Dal Vangelo secondo Marco
Mc 10,17-30
In quel tempo, mentre Gesù andava per la strada, un tale gli corse incontro e, gettandosi in ginocchio davanti a lui, gli domandò: «Maestro buono, che cosa devo fare per avere in eredità la vita eterna?». Gesù gli disse: «Perché mi chiami buono? Nessuno è buono, se non Dio solo.
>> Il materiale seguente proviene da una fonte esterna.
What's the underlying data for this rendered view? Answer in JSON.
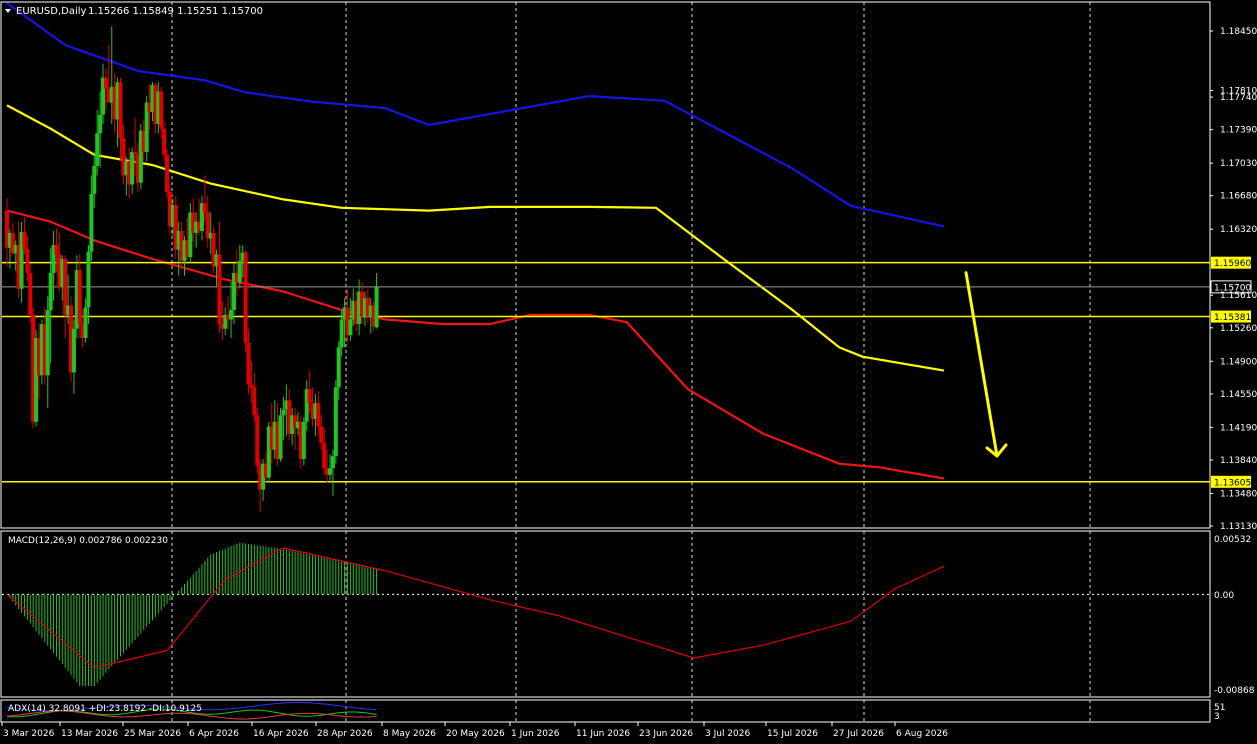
{
  "header": {
    "symbol": "EURUSD,Daily",
    "ohlc": "1.15266 1.15849 1.15251 1.15700"
  },
  "macd_panel": {
    "label": "MACD(12,26,9) 0.002786 0.002230",
    "tick_labels": [
      "0.00532",
      "0.00",
      "-0.00868"
    ]
  },
  "adx_panel": {
    "label": "ADX(14) 32.8091 +DI:23.8192 -DI:10.9125",
    "tick_labels": [
      "51",
      "3"
    ]
  },
  "colors": {
    "bull": "#22c322",
    "bear": "#e00000",
    "ma_blue": "#1414e6",
    "ma_yellow": "#ffff00",
    "ma_red": "#f01414",
    "level": "#ffff00",
    "current_price": "#ffffff",
    "grid": "#ffffff",
    "macd_hist": "#22c322",
    "macd_signal": "#e00000"
  },
  "chart_data": {
    "type": "candlestick",
    "x_tick_labels": [
      "3 Mar 2026",
      "13 Mar 2026",
      "25 Mar 2026",
      "6 Apr 2026",
      "16 Apr 2026",
      "28 Apr 2026",
      "8 May 2026",
      "20 May 2026",
      "1 Jun 2026",
      "11 Jun 2026",
      "23 Jun 2026",
      "3 Jul 2026",
      "15 Jul 2026",
      "27 Jul 2026",
      "6 Aug 2026"
    ],
    "y_tick_labels": [
      1.1845,
      1.1781,
      1.1774,
      1.1739,
      1.1703,
      1.1668,
      1.1632,
      1.1561,
      1.1526,
      1.149,
      1.1455,
      1.1419,
      1.1384,
      1.1348,
      1.1313
    ],
    "ylim": [
      1.1313,
      1.1865
    ],
    "grid": true,
    "horizontal_levels": [
      1.1596,
      1.15381,
      1.13605
    ],
    "current_price": 1.157,
    "last_candle": {
      "open": 1.15266,
      "high": 1.15849,
      "low": 1.15251,
      "close": 1.157
    },
    "annotation": "yellow arrow pointing down from 1.1596 toward 1.1384",
    "candles": [
      {
        "o": 1.1652,
        "h": 1.1665,
        "l": 1.1592,
        "c": 1.1612
      },
      {
        "o": 1.1612,
        "h": 1.1632,
        "l": 1.159,
        "c": 1.1628
      },
      {
        "o": 1.1628,
        "h": 1.1639,
        "l": 1.1604,
        "c": 1.1606
      },
      {
        "o": 1.1606,
        "h": 1.162,
        "l": 1.1587,
        "c": 1.1615
      },
      {
        "o": 1.1615,
        "h": 1.164,
        "l": 1.1558,
        "c": 1.1568
      },
      {
        "o": 1.1568,
        "h": 1.164,
        "l": 1.1553,
        "c": 1.1629
      },
      {
        "o": 1.1629,
        "h": 1.1645,
        "l": 1.1605,
        "c": 1.1611
      },
      {
        "o": 1.1611,
        "h": 1.1625,
        "l": 1.1576,
        "c": 1.1585
      },
      {
        "o": 1.1585,
        "h": 1.1595,
        "l": 1.1531,
        "c": 1.154
      },
      {
        "o": 1.154,
        "h": 1.1548,
        "l": 1.1418,
        "c": 1.1425
      },
      {
        "o": 1.1425,
        "h": 1.1524,
        "l": 1.142,
        "c": 1.1515
      },
      {
        "o": 1.1515,
        "h": 1.1531,
        "l": 1.145,
        "c": 1.1475
      },
      {
        "o": 1.1475,
        "h": 1.1535,
        "l": 1.1465,
        "c": 1.153
      },
      {
        "o": 1.153,
        "h": 1.1548,
        "l": 1.1465,
        "c": 1.1475
      },
      {
        "o": 1.1475,
        "h": 1.156,
        "l": 1.144,
        "c": 1.1545
      },
      {
        "o": 1.1545,
        "h": 1.1612,
        "l": 1.1488,
        "c": 1.1585
      },
      {
        "o": 1.1585,
        "h": 1.163,
        "l": 1.1555,
        "c": 1.1615
      },
      {
        "o": 1.1615,
        "h": 1.1633,
        "l": 1.1585,
        "c": 1.1605
      },
      {
        "o": 1.1605,
        "h": 1.1628,
        "l": 1.1565,
        "c": 1.157
      },
      {
        "o": 1.157,
        "h": 1.1604,
        "l": 1.1555,
        "c": 1.16
      },
      {
        "o": 1.16,
        "h": 1.1604,
        "l": 1.1515,
        "c": 1.154
      },
      {
        "o": 1.154,
        "h": 1.1583,
        "l": 1.153,
        "c": 1.155
      },
      {
        "o": 1.155,
        "h": 1.156,
        "l": 1.1468,
        "c": 1.1478
      },
      {
        "o": 1.1478,
        "h": 1.1535,
        "l": 1.1455,
        "c": 1.1525
      },
      {
        "o": 1.1525,
        "h": 1.1604,
        "l": 1.1515,
        "c": 1.1588
      },
      {
        "o": 1.1588,
        "h": 1.1605,
        "l": 1.1515,
        "c": 1.153
      },
      {
        "o": 1.153,
        "h": 1.1545,
        "l": 1.1505,
        "c": 1.1515
      },
      {
        "o": 1.1515,
        "h": 1.1558,
        "l": 1.151,
        "c": 1.1548
      },
      {
        "o": 1.1548,
        "h": 1.1615,
        "l": 1.153,
        "c": 1.1608
      },
      {
        "o": 1.1608,
        "h": 1.169,
        "l": 1.1598,
        "c": 1.167
      },
      {
        "o": 1.167,
        "h": 1.1715,
        "l": 1.1655,
        "c": 1.17
      },
      {
        "o": 1.17,
        "h": 1.176,
        "l": 1.169,
        "c": 1.1735
      },
      {
        "o": 1.1735,
        "h": 1.178,
        "l": 1.1698,
        "c": 1.1755
      },
      {
        "o": 1.1755,
        "h": 1.181,
        "l": 1.1745,
        "c": 1.1795
      },
      {
        "o": 1.1795,
        "h": 1.1805,
        "l": 1.176,
        "c": 1.1783
      },
      {
        "o": 1.1783,
        "h": 1.183,
        "l": 1.177,
        "c": 1.1768
      },
      {
        "o": 1.1768,
        "h": 1.185,
        "l": 1.1745,
        "c": 1.1785
      },
      {
        "o": 1.1785,
        "h": 1.18,
        "l": 1.1735,
        "c": 1.175
      },
      {
        "o": 1.175,
        "h": 1.1795,
        "l": 1.172,
        "c": 1.179
      },
      {
        "o": 1.179,
        "h": 1.1795,
        "l": 1.1705,
        "c": 1.173
      },
      {
        "o": 1.173,
        "h": 1.1745,
        "l": 1.168,
        "c": 1.169
      },
      {
        "o": 1.169,
        "h": 1.171,
        "l": 1.1668,
        "c": 1.1705
      },
      {
        "o": 1.1705,
        "h": 1.172,
        "l": 1.1665,
        "c": 1.168
      },
      {
        "o": 1.168,
        "h": 1.172,
        "l": 1.167,
        "c": 1.1715
      },
      {
        "o": 1.1715,
        "h": 1.1752,
        "l": 1.169,
        "c": 1.1712
      },
      {
        "o": 1.1712,
        "h": 1.1725,
        "l": 1.1672,
        "c": 1.1682
      },
      {
        "o": 1.1682,
        "h": 1.1745,
        "l": 1.1675,
        "c": 1.1738
      },
      {
        "o": 1.1738,
        "h": 1.175,
        "l": 1.1705,
        "c": 1.1715
      },
      {
        "o": 1.1715,
        "h": 1.1775,
        "l": 1.1705,
        "c": 1.1768
      },
      {
        "o": 1.1768,
        "h": 1.1788,
        "l": 1.1738,
        "c": 1.1758
      },
      {
        "o": 1.1758,
        "h": 1.179,
        "l": 1.1748,
        "c": 1.1787
      },
      {
        "o": 1.1787,
        "h": 1.1789,
        "l": 1.1735,
        "c": 1.1745
      },
      {
        "o": 1.1745,
        "h": 1.179,
        "l": 1.1735,
        "c": 1.178
      },
      {
        "o": 1.178,
        "h": 1.1785,
        "l": 1.173,
        "c": 1.174
      },
      {
        "o": 1.174,
        "h": 1.1748,
        "l": 1.1705,
        "c": 1.1712
      },
      {
        "o": 1.1712,
        "h": 1.1718,
        "l": 1.1665,
        "c": 1.1672
      },
      {
        "o": 1.1672,
        "h": 1.168,
        "l": 1.1625,
        "c": 1.1635
      },
      {
        "o": 1.1635,
        "h": 1.1665,
        "l": 1.1625,
        "c": 1.1658
      },
      {
        "o": 1.1658,
        "h": 1.1668,
        "l": 1.16,
        "c": 1.161
      },
      {
        "o": 1.161,
        "h": 1.164,
        "l": 1.1582,
        "c": 1.163
      },
      {
        "o": 1.163,
        "h": 1.164,
        "l": 1.1592,
        "c": 1.1598
      },
      {
        "o": 1.1598,
        "h": 1.1625,
        "l": 1.1582,
        "c": 1.162
      },
      {
        "o": 1.162,
        "h": 1.1645,
        "l": 1.16,
        "c": 1.1602
      },
      {
        "o": 1.1602,
        "h": 1.166,
        "l": 1.1595,
        "c": 1.165
      },
      {
        "o": 1.165,
        "h": 1.1665,
        "l": 1.1618,
        "c": 1.1628
      },
      {
        "o": 1.1628,
        "h": 1.165,
        "l": 1.1612,
        "c": 1.164
      },
      {
        "o": 1.164,
        "h": 1.1665,
        "l": 1.1625,
        "c": 1.163
      },
      {
        "o": 1.163,
        "h": 1.1668,
        "l": 1.162,
        "c": 1.166
      },
      {
        "o": 1.166,
        "h": 1.169,
        "l": 1.164,
        "c": 1.165
      },
      {
        "o": 1.165,
        "h": 1.1668,
        "l": 1.1612,
        "c": 1.1622
      },
      {
        "o": 1.1622,
        "h": 1.165,
        "l": 1.1605,
        "c": 1.1628
      },
      {
        "o": 1.1628,
        "h": 1.1635,
        "l": 1.1585,
        "c": 1.1592
      },
      {
        "o": 1.1592,
        "h": 1.161,
        "l": 1.157,
        "c": 1.1605
      },
      {
        "o": 1.1605,
        "h": 1.164,
        "l": 1.152,
        "c": 1.153
      },
      {
        "o": 1.153,
        "h": 1.1555,
        "l": 1.1512,
        "c": 1.1525
      },
      {
        "o": 1.1525,
        "h": 1.1548,
        "l": 1.1518,
        "c": 1.154
      },
      {
        "o": 1.154,
        "h": 1.156,
        "l": 1.1525,
        "c": 1.1535
      },
      {
        "o": 1.1535,
        "h": 1.1575,
        "l": 1.1515,
        "c": 1.1545
      },
      {
        "o": 1.1545,
        "h": 1.1595,
        "l": 1.153,
        "c": 1.1585
      },
      {
        "o": 1.1585,
        "h": 1.161,
        "l": 1.156,
        "c": 1.1575
      },
      {
        "o": 1.1575,
        "h": 1.1615,
        "l": 1.1568,
        "c": 1.1598
      },
      {
        "o": 1.1598,
        "h": 1.1615,
        "l": 1.158,
        "c": 1.1607
      },
      {
        "o": 1.1607,
        "h": 1.161,
        "l": 1.15,
        "c": 1.151
      },
      {
        "o": 1.151,
        "h": 1.1525,
        "l": 1.1455,
        "c": 1.1465
      },
      {
        "o": 1.1465,
        "h": 1.149,
        "l": 1.1445,
        "c": 1.1462
      },
      {
        "o": 1.1462,
        "h": 1.1478,
        "l": 1.1425,
        "c": 1.1432
      },
      {
        "o": 1.1432,
        "h": 1.144,
        "l": 1.137,
        "c": 1.1378
      },
      {
        "o": 1.1378,
        "h": 1.1385,
        "l": 1.1328,
        "c": 1.1352
      },
      {
        "o": 1.1352,
        "h": 1.1385,
        "l": 1.134,
        "c": 1.138
      },
      {
        "o": 1.138,
        "h": 1.1392,
        "l": 1.136,
        "c": 1.1365
      },
      {
        "o": 1.1365,
        "h": 1.1425,
        "l": 1.136,
        "c": 1.142
      },
      {
        "o": 1.142,
        "h": 1.1445,
        "l": 1.138,
        "c": 1.1395
      },
      {
        "o": 1.1395,
        "h": 1.1448,
        "l": 1.1385,
        "c": 1.1425
      },
      {
        "o": 1.1425,
        "h": 1.1445,
        "l": 1.1378,
        "c": 1.1385
      },
      {
        "o": 1.1385,
        "h": 1.144,
        "l": 1.1382,
        "c": 1.1432
      },
      {
        "o": 1.1432,
        "h": 1.1452,
        "l": 1.1405,
        "c": 1.1438
      },
      {
        "o": 1.1438,
        "h": 1.1465,
        "l": 1.141,
        "c": 1.1448
      },
      {
        "o": 1.1448,
        "h": 1.146,
        "l": 1.1405,
        "c": 1.1412
      },
      {
        "o": 1.1412,
        "h": 1.144,
        "l": 1.14,
        "c": 1.1432
      },
      {
        "o": 1.1432,
        "h": 1.144,
        "l": 1.1395,
        "c": 1.1418
      },
      {
        "o": 1.1418,
        "h": 1.1435,
        "l": 1.141,
        "c": 1.1425
      },
      {
        "o": 1.1425,
        "h": 1.1432,
        "l": 1.1375,
        "c": 1.1385
      },
      {
        "o": 1.1385,
        "h": 1.143,
        "l": 1.1378,
        "c": 1.1425
      },
      {
        "o": 1.1425,
        "h": 1.147,
        "l": 1.1415,
        "c": 1.146
      },
      {
        "o": 1.146,
        "h": 1.148,
        "l": 1.1435,
        "c": 1.1445
      },
      {
        "o": 1.1445,
        "h": 1.1462,
        "l": 1.142,
        "c": 1.1428
      },
      {
        "o": 1.1428,
        "h": 1.1455,
        "l": 1.141,
        "c": 1.1445
      },
      {
        "o": 1.1445,
        "h": 1.1458,
        "l": 1.141,
        "c": 1.142
      },
      {
        "o": 1.142,
        "h": 1.1432,
        "l": 1.1395,
        "c": 1.1402
      },
      {
        "o": 1.1402,
        "h": 1.1418,
        "l": 1.1368,
        "c": 1.1375
      },
      {
        "o": 1.1375,
        "h": 1.1395,
        "l": 1.136,
        "c": 1.1368
      },
      {
        "o": 1.1368,
        "h": 1.139,
        "l": 1.1362,
        "c": 1.1375
      },
      {
        "o": 1.1375,
        "h": 1.1395,
        "l": 1.1345,
        "c": 1.1388
      },
      {
        "o": 1.1388,
        "h": 1.147,
        "l": 1.138,
        "c": 1.1462
      },
      {
        "o": 1.1462,
        "h": 1.1512,
        "l": 1.1448,
        "c": 1.1505
      },
      {
        "o": 1.1505,
        "h": 1.1545,
        "l": 1.1495,
        "c": 1.1535
      },
      {
        "o": 1.1535,
        "h": 1.1558,
        "l": 1.1505,
        "c": 1.1548
      },
      {
        "o": 1.1548,
        "h": 1.1568,
        "l": 1.151,
        "c": 1.1518
      },
      {
        "o": 1.1518,
        "h": 1.1558,
        "l": 1.1512,
        "c": 1.1535
      },
      {
        "o": 1.1535,
        "h": 1.1568,
        "l": 1.1528,
        "c": 1.1555
      },
      {
        "o": 1.1555,
        "h": 1.1565,
        "l": 1.1522,
        "c": 1.153
      },
      {
        "o": 1.153,
        "h": 1.1578,
        "l": 1.1518,
        "c": 1.1565
      },
      {
        "o": 1.1565,
        "h": 1.1575,
        "l": 1.153,
        "c": 1.1538
      },
      {
        "o": 1.1538,
        "h": 1.1565,
        "l": 1.1528,
        "c": 1.1558
      },
      {
        "o": 1.1558,
        "h": 1.1568,
        "l": 1.1532,
        "c": 1.1538
      },
      {
        "o": 1.1538,
        "h": 1.1558,
        "l": 1.152,
        "c": 1.155
      },
      {
        "o": 1.155,
        "h": 1.1555,
        "l": 1.1522,
        "c": 1.1528
      },
      {
        "o": 1.15266,
        "h": 1.15849,
        "l": 1.15251,
        "c": 1.157
      }
    ],
    "series": [
      {
        "type": "line",
        "color": "blue",
        "values": [
          [
            0,
            1.1875
          ],
          [
            20,
            1.183
          ],
          [
            45,
            1.1802
          ],
          [
            68,
            1.1792
          ],
          [
            82,
            1.1779
          ],
          [
            105,
            1.1769
          ],
          [
            130,
            1.1762
          ],
          [
            145,
            1.1744
          ],
          [
            200,
            1.1775
          ],
          [
            226,
            1.177
          ],
          [
            270,
            1.1697
          ],
          [
            290,
            1.1657
          ],
          [
            322,
            1.1635
          ]
        ]
      },
      {
        "type": "line",
        "color": "yellow",
        "values": [
          [
            0,
            1.1765
          ],
          [
            15,
            1.174
          ],
          [
            30,
            1.1712
          ],
          [
            50,
            1.1701
          ],
          [
            70,
            1.1681
          ],
          [
            95,
            1.1664
          ],
          [
            115,
            1.1655
          ],
          [
            145,
            1.1652
          ],
          [
            166,
            1.1656
          ],
          [
            200,
            1.1656
          ],
          [
            223,
            1.1655
          ],
          [
            245,
            1.1603
          ],
          [
            270,
            1.1545
          ],
          [
            286,
            1.1505
          ],
          [
            294,
            1.1495
          ],
          [
            322,
            1.148
          ]
        ]
      },
      {
        "type": "line",
        "color": "red",
        "values": [
          [
            0,
            1.1652
          ],
          [
            15,
            1.164
          ],
          [
            30,
            1.162
          ],
          [
            50,
            1.16
          ],
          [
            75,
            1.1578
          ],
          [
            95,
            1.1565
          ],
          [
            115,
            1.1545
          ],
          [
            130,
            1.1535
          ],
          [
            150,
            1.153
          ],
          [
            166,
            1.153
          ],
          [
            180,
            1.154
          ],
          [
            200,
            1.154
          ],
          [
            213,
            1.1532
          ],
          [
            234,
            1.146
          ],
          [
            260,
            1.1412
          ],
          [
            286,
            1.138
          ],
          [
            300,
            1.1376
          ],
          [
            322,
            1.1364
          ]
        ]
      }
    ],
    "macd": {
      "histogram_ylim": [
        -0.00868,
        0.00532
      ],
      "hist_points": [
        [
          0,
          0.0
        ],
        [
          25,
          -0.0085
        ],
        [
          30,
          -0.0085
        ],
        [
          70,
          0.0037
        ],
        [
          80,
          0.0048
        ],
        [
          95,
          0.0042
        ],
        [
          130,
          0.0022
        ],
        [
          145,
          0.0012
        ],
        [
          166,
          0.0
        ],
        [
          205,
          -0.003
        ],
        [
          225,
          -0.006
        ],
        [
          232,
          -0.0065
        ],
        [
          245,
          -0.0055
        ],
        [
          265,
          -0.003
        ],
        [
          290,
          0.0
        ],
        [
          300,
          0.0011
        ],
        [
          322,
          0.0026
        ]
      ],
      "signal_points": [
        [
          0,
          0.0
        ],
        [
          30,
          -0.0068
        ],
        [
          55,
          -0.0052
        ],
        [
          75,
          0.0014
        ],
        [
          95,
          0.0043
        ],
        [
          130,
          0.0022
        ],
        [
          166,
          -0.0005
        ],
        [
          190,
          -0.002
        ],
        [
          236,
          -0.0059
        ],
        [
          260,
          -0.0047
        ],
        [
          290,
          -0.0025
        ],
        [
          305,
          0.0005
        ],
        [
          322,
          0.0026
        ]
      ]
    },
    "adx": {
      "ylim": [
        3,
        51
      ]
    }
  }
}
Tu conosci i comandamenti: “Non uccidere, non commettere adulterio, non rubare, non testimoniare il falso, non frodare, onora tuo padre e tua madre”».
Egli allora gli disse: «Maestro, tutte queste cose le ho osservate fin dalla mia giovinezza». Allora Gesù fissò lo sguardo su di lui, lo amò e gli disse: «Una cosa sola ti manca: va’, vendi quello che hai e dallo ai poveri, e avrai un tesoro in cielo; e vieni! Seguimi!». Ma a queste parole egli si fece scuro in volto e se ne andò rattristato; possedeva infatti molti beni.
Gesù, volgendo lo sguardo attorno, disse ai suoi discepoli: «Quanto è difficile, per quelli che possiedono ricchezze, entrare nel regno di Dio!». I discepoli erano sconcertati dalle sue parole; ma Gesù riprese e disse loro: «Figli, quanto è difficile entrare nel regno di Dio! È più facile che un cammello passi per la cruna di un ago, che un ricco entri nel regno di Dio». Essi, ancora più stupiti, dicevano tra loro: «E chi può essere salvato?». Ma Gesù, guardandoli in faccia, disse: «Impossibile agli uomini, ma non a Dio! Perché tutto è possibile a Dio».
Pietro allora prese a dirgli: «Ecco, noi abbiamo lasciato tutto e ti abbiamo seguito». Gesù gli rispose: «In verità io vi dico: non c’è nessuno che abbia lasciato casa o fratelli o sorelle o madre o padre o figli o campi per causa mia e per causa del Vangelo, che non riceva già ora, in questo tempo, cento volte tanto in case e fratelli e sorelle e madri e figli e campi, insieme a persecuzioni, e la vita eterna nel tempo che verrà».